Over the years, my interview technique has evolved.  In the beginning I listen, later on I ask focused questions.  Today, when I said to the patient, “Tell me more,” three sentences in quick succession revealed knee pain, discharge from the eye, and discharge from the penis.

For the first time, ever, today I made the diagnosis of Reiter’s Syndrome.  I started the proper lab investigation and turned the case over to a colleague.

For those interested in medical history, Christopher Columbus suffered from Reiter’s Syndrome on his last voyage.

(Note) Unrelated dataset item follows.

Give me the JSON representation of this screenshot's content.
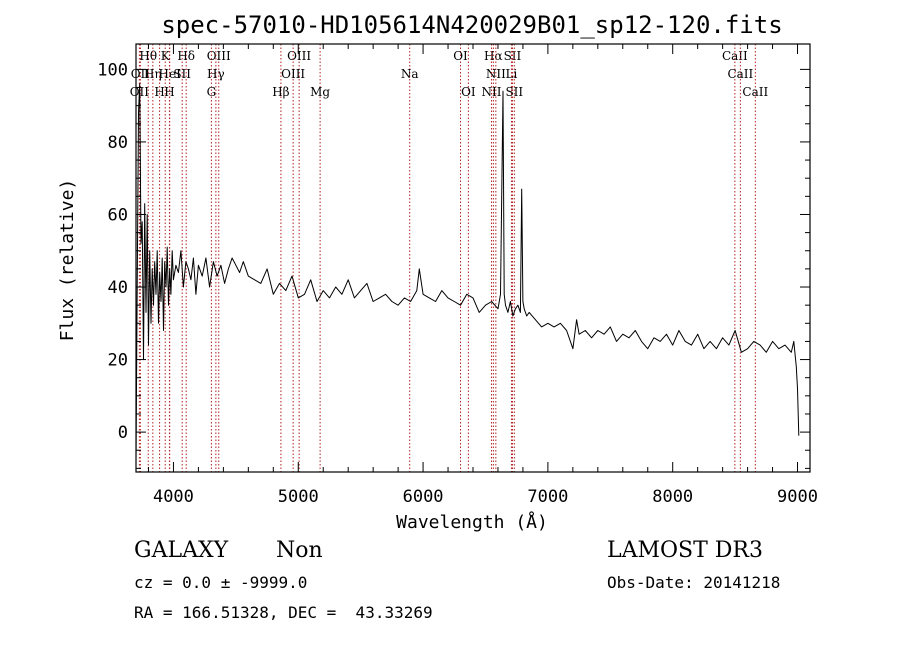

The last patient of the day came in with a routine complaint of cough, also a frequent problem in temperate climates in the winter.  Such symptoms have been going around Van Buren County during my short stay here, and I anticipated ending my tenure routinely.

The human condition tends towards complacence.  We tend to “know” we’ll find a normal cardiac exam singing “lub-dub, lub-dub.”  If those sounds don’t come through the stethoscope, the brain tends to want to make the perceived sound fit into the expected sound.

Today it didn’t.  “Breathe normally,” I told the patient, and tried to hear the heart sounds over the abnormal breath sounds.  Unsuccessful, I said, “Hold your breath.”  The first and second heart sounds refused to distinguish themselves; the first kept shifting in timing and character.  And the rate came way too fast.

I took my stethoscope off and checked the pulse, which came through nice and regular.  I listened to the heart again.  The chaotic rhythm pounded irregularly irregular. 

The reassurance I sought from the electrocardiogram fled before my eyes.  Yet the patient had no heart symptoms at all; no chest pain or sensation of his heart racing.

I grabbed one of my colleagues and showed him the strip.  In short order we had sent the patient off in an ambulance.

We agreed that the weird stuff is out there.